Hamill v. Mid-Century Insurance (CA2 9/3/10)

The case presents a question of how UIM coverage applies when the underlying carrier waives its limits.

Hamill was hit by a car. He sued its driver; the jury awarded $165,000. State Farm, the defendant’s carrier, had a $100,000 policy limit but had waived it. It appealed the jury award but then settled with Hamill for $152,000.

Hamill made a UIM claim against his Mid-Century policy. The parties agreed to arbitrate and to offset any award by $134,259.59 (the opinion doesn’t mention the reason for that number). The arbitrator found that Hamill’s damages were $140,000 but that he was 10% at fault, so he awarded $126,000. Mid-Century therefore refused to pay anything and Hamill sued. The trial court granted summary judgment for Mid-Century. Hamill appealed; this opinion affirms.

UIM coverage applies, under the statute, when “the sum of the limits of liability under all bodily injury . . . liability insurance policies applicable at the time of the accident is less than the total damages,” § 20-259.01(G). Hamill argued that because $100,000 is less than $165,000 he was underinsured (and should receive $30,740.41, the difference between the jury award and the agreed offset; Mid-Century had stipulated that he could argue based on the jury award rather than the arbitration award).
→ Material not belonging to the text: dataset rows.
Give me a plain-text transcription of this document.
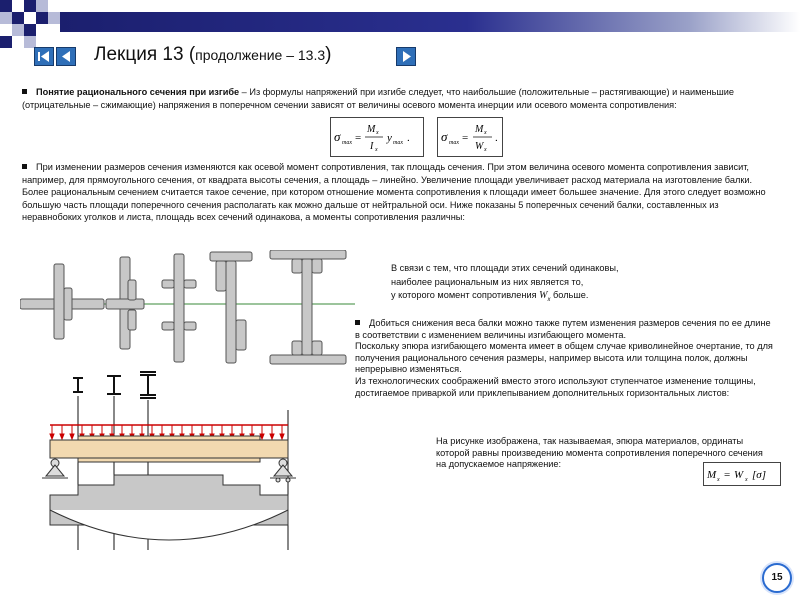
Лекция 13 (продолжение – 13.3)
Понятие рационального сечения при изгибе – Из формулы напряжений при изгибе следует, что наибольшие (положительные – растягивающие) и наименьшие (отрицательные – сжимающие) напряжения в поперечном сечении зависят от величины осевого момента инерции или осевого момента сопротивления:
σ max =
M x
I x
y max . σ max =
M x
W x
.
При изменении размеров сечения изменяются как осевой момент сопротивления, так площадь сечения. При этом величина осевого момента сопротивления зависит, например, для прямоугольного сечения, от квадрата высоты сечения, а площадь – линейно. Увеличение площади увеличивает расход материала на изготовление балки. Более рациональным сечением считается такое сечение, при котором отношение момента сопротивления к площади имеет большее значение. Для этого следует возможно большую часть площади поперечного сечения располагать как можно дальше от нейтральной оси. Ниже показаны 5 поперечных сечений балки, составленных из неравнобоких уголков и листа, площадь всех сечений одинакова, а моменты сопротивления различны:
В связи с тем, что площади этих сечений одинаковы,
наиболее рациональным из них является то,
у которого момент сопротивления $W_x$ больше.
Добиться снижения веса балки можно также путем изменения размеров сечения по ее длине в соответствии с изменением величины изгибающего момента.
Поскольку эпюра изгибающего момента имеет в общем случае криволинейное очертание, то для получения рационального сечения размеры, например высота или толщина полок, должны непрерывно изменяться.
Из технологических соображений вместо этого используют ступенчатое изменение толщины, достигаемое приваркой или приклепыванием дополнительных горизонтальных листов:
На рисунке изображена, так называемая, эпюра материалов, ординаты которой равны произведению момента сопротивления поперечного сечения на допускаемое напряжение:
M x = W x [σ]
15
The court decides that “at the time of the accident” refers to the policy rather than to its limits; that’s a logical construction but for some reason the court says that the language “dictates” that result rather than that it has to construe it to get there. Because State Farm had waived the limits, Hamill was not underinsured. (But the court adds that State Farm did so before “both the jury verdict and Hamill‟s UIM demand to Mid-Century,” raising interesting questions about whether that makes a difference.)

Hamill made a similar argument based on the language of his policy, under which an underinsured vehicle is “insured . . . for bodily injury liability at the time of the accident [but] its limit for  . . .  is less than the amount of the insured person’s damages.” But the policy also limits UIM coverage by “[t]he amount of damages established but not recovered by any agreement, settlement, or judgment with or for the person or organization legally liable for the bodily injury” and says that the company “will pay under this coverage only after the limits of liability under any applicable bodily injury liability bonds or policies have been exhausted by payment of judgments or settlements.” Viewed as a whole, this language also focuses on a policy, not specific limits, in force “at the time of the accident.” This time the court is a bit clearer that it is doing some (entirely sensible) construction, though it again says things that raise timing questions.

That is the important part of the opinion. Hamill raised a few other issues –  ranging from fact-specific to minor to ridiculous – that can safely be ignored.